Les trois associés, Marc Charpentier, Martin Pellet, et Youssef Chraibi (de gauche à droite) dirigent La Brasserie Fondamentale @Albin-Durand
Du côté de Malesherbes, la Brasserie Fondamentale produit un million de bouteilles de bière*, en partie avec l’orge récolté dans les champs environnants. Trois jeunes entrepreneurs tiennent les tireuses.
De la fourche à la fourchette, a-t-on coutume de dire pour parler des circuits courts. À Nangeville, près de Malherbes (Loiret) on dirait plutôt du champ au bock. C’est, en effet, une bière issue en partie des champs d’orge environnants qui est élaborée dans les fermenteurs de la Brasserie Fondamentale. Depuis 2019, cette jeune entreprise, créée par trois anciens étudiants d’une école de commerce de la région parisienne, qui ont installé leur site de production sur les terres d’un exploitant agricole de Nangeville. La rencontre s’est faite via les réseaux sociaux. Les trois fondateurs, Marc Charpentier, Martin Pellet, et Youssef Chraibi, cherchaient une implantation après le succès de leur atelier de brassage parisien « La Beer Fabrique » où chacun peut venir s’initier à l’élaboration de la bière et repartir avec sa production personnelle.
Orge et malterie en circuit court
L’exploitant agricole de Nangeville, Stéphane Fautrat, cherchait, lui, à faire évoluer son activité pour passer de la production de matière première à la transformation sur place. « Nous étions faits pour nous entendre, se félicite-t-il, car l’orge est ma culture principale sur les 120 hectares de l’exploitation ».
Les astres de la bière étaient particulièrement bien alignés puisque, à une vingtaine de kilomètres de Nangeville, à Pithiviers précisément, est implantée l’une des malteries du groupe Soufflet, la référence nationale, voire internationale, du monde de la brasserie. Les Malteries Soufflet produisent 2,3 millions de tonnes de malt par an dans leurs 27 sites dont 19 à l’étranger.

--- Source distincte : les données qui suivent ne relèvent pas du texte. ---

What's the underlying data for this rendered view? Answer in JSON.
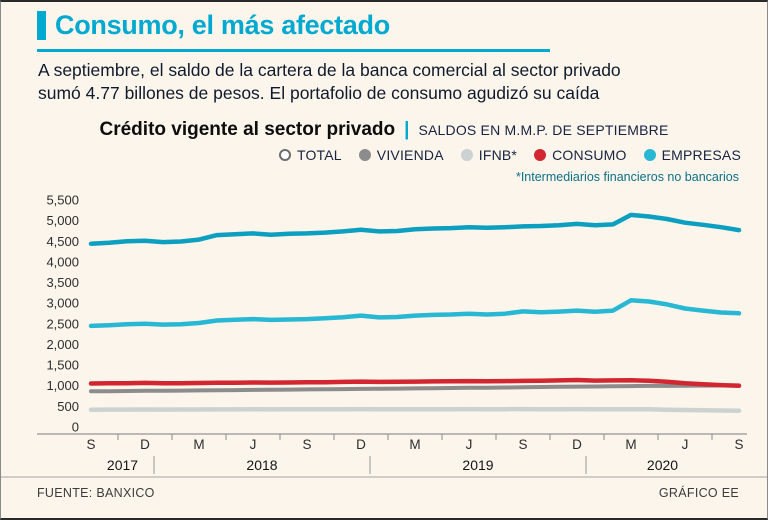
{
  "page": {
    "title": "Consumo, el más afectado",
    "subtitle_line1": "A septiembre, el saldo de la cartera de la banca comercial al sector privado",
    "subtitle_line2": "sumó 4.77 billones de pesos. El portafolio de consumo agudizó su caída",
    "footer_left": "FUENTE: BANXICO",
    "footer_right": "GRÁFICO EE"
  },
  "chart_header": {
    "title": "Crédito vigente al sector privado",
    "separator": "|",
    "units": "SALDOS EN M.M.P. DE SEPTIEMBRE",
    "footnote": "*Intermediarios financieros no bancarios"
  },
  "colors": {
    "accent": "#00a9cf",
    "total": "#0c9fc0",
    "vivienda": "#8c8c8c",
    "ifnb": "#ccd1d2",
    "consumo": "#d22730",
    "empresas": "#29b8d4",
    "text_dark": "#101a2c"
  },
  "legend": [
    {
      "label": "TOTAL",
      "color": "#ffffff",
      "border": "#6d6d6d"
    },
    {
      "label": "VIVIENDA",
      "color": "#8c8c8c"
    },
    {
      "label": "IFNB*",
      "color": "#ccd1d2"
    },
    {
      "label": "CONSUMO",
      "color": "#d22730"
    },
    {
      "label": "EMPRESAS",
      "color": "#29b8d4"
    }
  ],
  "chart_data": {
    "type": "line",
    "title": "Crédito vigente al sector privado",
    "units": "SALDOS EN M.M.P. DE SEPTIEMBRE",
    "ylim": [
      0,
      5500
    ],
    "ytick_step": 500,
    "yticks": [
      0,
      500,
      1000,
      1500,
      2000,
      2500,
      3000,
      3500,
      4000,
      4500,
      5000,
      5500
    ],
    "grid": false,
    "legend_position": "top",
    "x": {
      "description": "monthly points Sep 2017 - Sep 2020",
      "month_labels": [
        "S",
        "D",
        "M",
        "J",
        "S",
        "D",
        "M",
        "J",
        "S",
        "D",
        "M",
        "J",
        "S"
      ],
      "month_label_indices": [
        0,
        3,
        6,
        9,
        12,
        15,
        18,
        21,
        24,
        27,
        30,
        33,
        36
      ],
      "year_labels": [
        "2017",
        "2018",
        "2019",
        "2020"
      ],
      "year_boundary_indices": [
        3.5,
        15.5,
        27.5
      ]
    },
    "series": [
      {
        "name": "TOTAL",
        "color": "#0c9fc0",
        "width": 4.5,
        "values": [
          4440,
          4465,
          4500,
          4515,
          4480,
          4495,
          4540,
          4650,
          4670,
          4690,
          4660,
          4680,
          4690,
          4710,
          4740,
          4780,
          4740,
          4750,
          4790,
          4810,
          4820,
          4840,
          4830,
          4840,
          4860,
          4870,
          4890,
          4920,
          4890,
          4910,
          5140,
          5100,
          5040,
          4950,
          4900,
          4840,
          4770
        ]
      },
      {
        "name": "EMPRESAS",
        "color": "#29b8d4",
        "width": 4.5,
        "values": [
          2450,
          2465,
          2490,
          2500,
          2480,
          2490,
          2520,
          2580,
          2600,
          2615,
          2595,
          2605,
          2615,
          2635,
          2660,
          2700,
          2655,
          2665,
          2700,
          2715,
          2725,
          2745,
          2725,
          2745,
          2800,
          2780,
          2795,
          2820,
          2790,
          2820,
          3070,
          3040,
          2970,
          2870,
          2820,
          2775,
          2755
        ]
      },
      {
        "name": "CONSUMO",
        "color": "#d22730",
        "width": 4.5,
        "values": [
          1055,
          1058,
          1062,
          1068,
          1060,
          1062,
          1066,
          1070,
          1074,
          1078,
          1075,
          1078,
          1082,
          1086,
          1092,
          1100,
          1092,
          1094,
          1100,
          1104,
          1108,
          1112,
          1108,
          1112,
          1118,
          1122,
          1130,
          1138,
          1125,
          1128,
          1135,
          1120,
          1095,
          1060,
          1035,
          1015,
          1000
        ]
      },
      {
        "name": "VIVIENDA",
        "color": "#8c8c8c",
        "width": 4,
        "values": [
          865,
          868,
          872,
          876,
          878,
          882,
          886,
          890,
          894,
          898,
          902,
          906,
          910,
          914,
          918,
          924,
          926,
          930,
          935,
          940,
          944,
          949,
          953,
          958,
          963,
          968,
          973,
          979,
          982,
          986,
          992,
          995,
          997,
          1000,
          1002,
          1005,
          1008
        ]
      },
      {
        "name": "IFNB",
        "color": "#ccd1d2",
        "width": 4.5,
        "values": [
          420,
          421,
          422,
          423,
          422,
          423,
          424,
          426,
          427,
          428,
          427,
          428,
          429,
          430,
          431,
          433,
          430,
          430,
          431,
          432,
          432,
          433,
          431,
          432,
          433,
          432,
          432,
          433,
          430,
          430,
          432,
          428,
          420,
          412,
          405,
          400,
          396
        ]
      }
    ]
  }
}
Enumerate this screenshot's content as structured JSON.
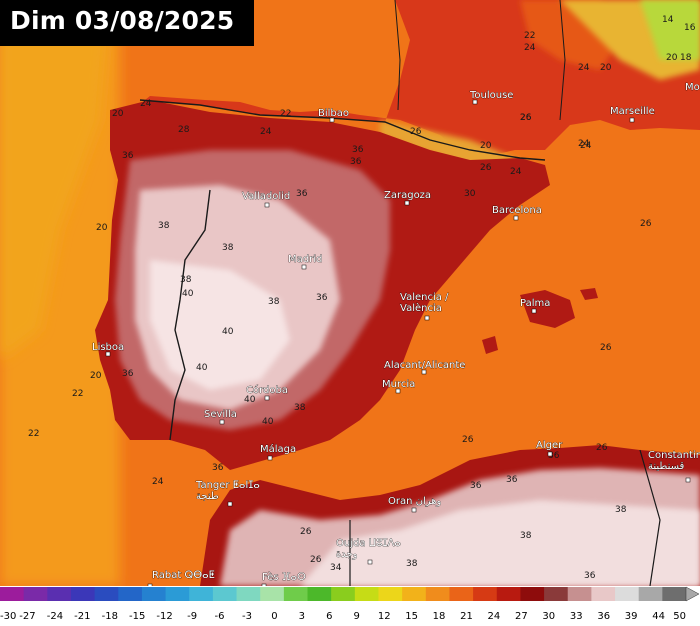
{
  "title": "Dim 03/08/2025",
  "cities": [
    {
      "id": "bilbao",
      "name": "Bilbao"
    },
    {
      "id": "toulouse",
      "name": "Toulouse"
    },
    {
      "id": "marseille",
      "name": "Marseille"
    },
    {
      "id": "valladolid",
      "name": "Valladolid"
    },
    {
      "id": "zaragoza",
      "name": "Zaragoza"
    },
    {
      "id": "barcelona",
      "name": "Barcelona"
    },
    {
      "id": "madrid",
      "name": "Madrid"
    },
    {
      "id": "palma",
      "name": "Palma"
    },
    {
      "id": "valencia",
      "name": "Valencia /\nValència"
    },
    {
      "id": "lisboa",
      "name": "Lisboa"
    },
    {
      "id": "cordoba",
      "name": "Córdoba"
    },
    {
      "id": "sevilla",
      "name": "Sevilla"
    },
    {
      "id": "alacant",
      "name": "Alacant/Alicante"
    },
    {
      "id": "murcia",
      "name": "Murcia"
    },
    {
      "id": "malaga",
      "name": "Málaga"
    },
    {
      "id": "alger",
      "name": "Alger"
    },
    {
      "id": "constantine",
      "name": "Constantine\nقسنطينة"
    },
    {
      "id": "tanger",
      "name": "Tanger ⵟⴰⵏⵊⴰ\nطنجة"
    },
    {
      "id": "oran",
      "name": "Oran وهران"
    },
    {
      "id": "oujda",
      "name": "Oujda ⵡⵓⵊⴷⴰ\nوجدة"
    },
    {
      "id": "rabat",
      "name": "Rabat ⵕⴱⴰⵟ"
    },
    {
      "id": "fes",
      "name": "Fès ⴼⴰⵙ"
    },
    {
      "id": "mo",
      "name": "Mo"
    }
  ],
  "isotherm_labels": [
    "14",
    "16",
    "20",
    "18",
    "22",
    "24",
    "24",
    "20",
    "22",
    "20",
    "24",
    "26",
    "28",
    "24",
    "36",
    "24",
    "26",
    "36",
    "20",
    "36",
    "38",
    "36",
    "38",
    "38",
    "40",
    "24",
    "26",
    "20",
    "30",
    "36",
    "26",
    "22",
    "38",
    "40",
    "26",
    "40",
    "40",
    "36",
    "26",
    "22",
    "20",
    "40",
    "38",
    "24",
    "36",
    "36",
    "26",
    "26",
    "38",
    "36",
    "38",
    "34",
    "38",
    "26",
    "36",
    "36",
    "24",
    "26"
  ],
  "legend": {
    "ticks": [
      "-30",
      "-27",
      "-24",
      "-21",
      "-18",
      "-15",
      "-12",
      "-9",
      "-6",
      "-3",
      "0",
      "3",
      "6",
      "9",
      "12",
      "15",
      "18",
      "21",
      "24",
      "27",
      "30",
      "33",
      "36",
      "39",
      "44",
      "50"
    ],
    "colors": [
      "#9c1c9c",
      "#7a2aa8",
      "#5a2fb0",
      "#3b37b8",
      "#2a4cbf",
      "#2366c8",
      "#2581d0",
      "#2b9bd6",
      "#3fb4d8",
      "#5cc8d0",
      "#7fd8c0",
      "#a8e3a8",
      "#6fcc4a",
      "#4cb82a",
      "#8acd1e",
      "#c6dc16",
      "#ecd61a",
      "#f2b21a",
      "#f08c1c",
      "#ea6418",
      "#d63a14",
      "#b81a10",
      "#8e0c0c",
      "#8a3a3a",
      "#c69090",
      "#e8c8c8",
      "#dcdcdc",
      "#a8a8a8",
      "#6e6e6e"
    ]
  }
}
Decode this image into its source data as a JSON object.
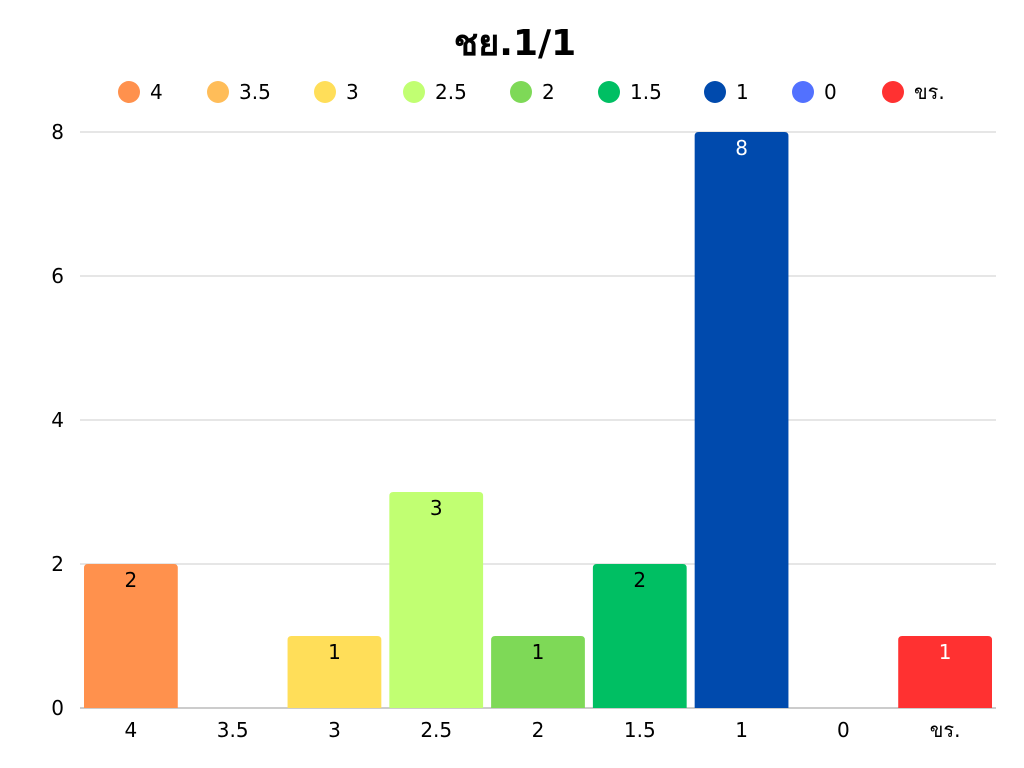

« Nous avons construit notre brasserie à l’intérieur d’un bâtiment de l’exploitation de Stéphane Fautrat en 2019 au beau milieu des champs, rappelle Youssef Chraibi. Nous avons opté pour un outil de brassage très perfectionné, notamment avec un système de récupération de l’eau pour irriguer ensuite les cultures ».
Une base de quatre bières
L’investissement de plusieurs millions d’euros est à la hauteur des objectifs de production de l’équipe de la Brasserie Fondamentale. Ils ont pu mesurer l’appétence du public pour leur bière grâce à leur atelier parisien où des centaines d’amateurs sont venus, et viennent toujours, composer leur propre création. « Cela nous a permis de mettre au point une gamme de quatre bières qui constituent notre base : une Pale Ale (blonde), une Bière de blé (bière blanche), une Belgian Ale (bière ambrée) et une IPA (India Pale Ale). Leur caractéristique commune est d’être élaborées à partir de céréales françaises, sans conservateur, non filtrées et non pasteurisées, comme d’authentiques bières artisanales ».
Cette approche séduit les consommateurs des bars et restaurants dans lesquels sont distribuées les bouteilles de 33 cl à l’étiquette blanche portant la mention LBF barrée d’un bandeau de couleur différente selon la nature du breuvage.
Présente dans le TGV
Les associés ont aussi ouvert un bar à Paris et un autre à Bordeaux intitulés « Le Bar Fondamental » pour conserver les initiales LBF, leur marque de fabrique. « Nous sommes distribués dans certains magasins bio et dans le TGV où nous sommes la seule bière artisanale », se réjouit Yousset Chraibi.
Cette reconnaissance et ces succès commerciaux ont fait « mousser » la production de la Brasserie Fondamentale qui a atteint le chiffre impressionnant d’un million de bouteilles de 33 cl en 2020. « Nous pourrions aller jusqu’à six millions de bouteilles en ajoutant des fermenteurs supplémentaires », anticipe Youssef Chraibi.
La brasserie de Nangeville fait travailler quatre personnes pour la production et une dizaine d’autres collaborateurs pour le développement commercial et l’administration.
LBF a réalisé un chiffre d’affaires d’un million d’euros en 2019, et a enregistré une augmentation l’an dernier malgré les circonstances très défavorables.
Les perspectives portent sur le passage en bio de la gamme permanente et le lancement de bières éphémères à base d’associations gustatives inattendues comme abricot-cerise ou café-rhubarbe. Les jeunes brasseurs n’ont pas peur de brasser aussi les goûts.
Par Bruno Goupille
*L'abus d'alcool est dangereux pour la santé. A consommer avec modération.